Rani tertawa lepas sampai matanya berair, dan Maya berdecak sembari menggelengkan kepalanya. “Ck, stres Lo!”

“Gue lagi ngetawain kebodohan diri Gue sendiri, terlalu percaya sama mulut manis Andre.”

“Mending Lo balik sini, gih. Duduk samping Gue, kita makan bakso.” Sahut Maya enteng, di sampingnya sudah siap sedia dua mangkuk bakso yang masih mengepul plus dua gelas minuman segar.

“Gue lagi marah, Lo malah ngajak makan!”

“Marah kan juga butuh tenaga, Ran.” Maya meringis. “Udah, buruan sini!”

Kali ini Rani menurut, ia berjalan mendekati Maya dan duduk di sampingnya. Bajunya basah dan Rani tak peduli.

“Lo gak merasa dari tadi diperhatiin sama orang-orang yang ada di pantai ini?”

Rani menggeleng, “Gak. Orang Gue lagi emosi, mana sempat perhatiin orang lain.”

“Apa Lo sudah kasih tahu keluarga Lo, kalau pertunangan kalian sudah putus?” Tanya Maya sebelum menyuapkan bakso ke dalam mulutnya.

Rani menghela napas, “Belum. Gue gak tahu harus bicara apa sama mama, beliau pasti kecewa.”

“Lo cerita aja kejadian yang sebenarnya, apa yang Lo lihat. Gue percaya, mama Lo pasti ngerti.”

Rani mengesah pelan, memalukan rasanya harus mengakui kalau dirinya gagal mempertahankan komitmen dari lelaki yang seharusnya dalam hitungan bulan saja akan menjadi pendamping hidupnya itu.

“Gue juga berharap begitu,” sahut Rani kemudian. Ia harus menghadapi kenyataan bahwa hubungan manisnya dengan Andre selama dua tahun ini harus berakhir begitu saja.

Bayangan wajah mama berkelebat di benaknya, raut bahagia tampak jelas di sana ketika melihat si bungsu di keluarga mereka akhirnya menemukan jodohnya. Sayangnya kebahagiaan mama tidak berlangsung lama, karena ulah calon menantunya semuanya harus berakhir!

▪︎▪︎▪︎▪︎▪︎▪︎▪︎▪︎

Bab 2. Ma, Rescue Me

“Ran, bukannya Lo sudah ngajuin cuti buat acara nikah Lo dan sudah disetujui sama kantor?” tanya Maya sambil menyeruput minumannya.
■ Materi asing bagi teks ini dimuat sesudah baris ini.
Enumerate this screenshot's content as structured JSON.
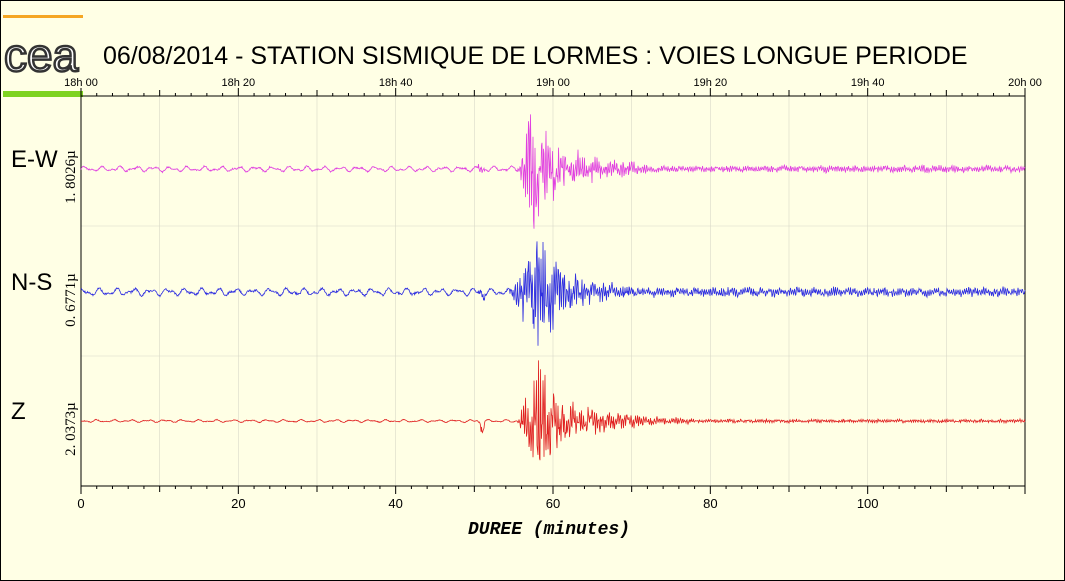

Rani mengangguk, “Dua Minggu, dan Gue gak tahu harus ngapain selama waktu itu. Sementara rencana pernikahan yang sudah tersusun rapi, harus batal begitu saja.”

Rani mendorong mangkuk baksonya yang masih penuh, selera makannya menguap entah ke mana. “Gue jadi pengen ngilang, pergi jauh ke tempat di mana gak ada satu pun orang yang kenal Gue di sana.”

“No no no!" Maya menggerak-gerakkan telunjuknya di depan Rani.

"Gue harus gimana, May? Tunangan Gue selingkuh, dan rencana pernikahan Gue berantakan!" ucap Rani gusar.

"Menghindar bukan cara untuk menyelesaikan masalah, Ran. Lo harus bicara sama mama juga calon mertua Lo. Biar kalian gak jadi nikah, tapi alangkah baiknya hubungan persahabatan di antara keluarga kalian tetap terjalin.”

“Gue gak mau ketemu dia lagi!"

"Ran, mereka juga berhak tahu alasan kallian putus."

"Aku yakin, mereka pasti sudah mendengar semuanya dari Andre kenapa kami putus."

“Gue cuma kasih saran, tapi semua keputusan ada di tangan Lo. Pasti ada hikmah dibalik kejadian ini. Dan Gue percaya, Tuhan punya rencana yang lebih indah buat hidup Lo nanti.” Maya berusaha memberikan semangat pada sahabatnya itu.

Bersamaan dengan ucapannya itu, ponsel milik Rani berbunyi. Mata indah itu mengerjap, menatap Maya sesaat lalu beralih menatap benda pipih di tangannya yang menampilkan nama mamanya. “Mama telpon!”

“Ya udah, angkat!”

Rani berdeham sejenak, “Ya, Ma.”

Rani menjauhkan ponsel dari telinganya, sambil memiringkan wajahnya. Maya tersenyum melihatnya, ia bisa menebak apa yang sedang mamanya bicarakan. Ia pun kembali melanjutkan makannya yang tertunda.

Sedetik kemudian wajah Rani berubah, ia menutup sambungan telepon dan menyambar tasnya lalu berlari cepat menuju mobilnya.

“Ada apa, Ran?” Maya berlari menyusul Rani.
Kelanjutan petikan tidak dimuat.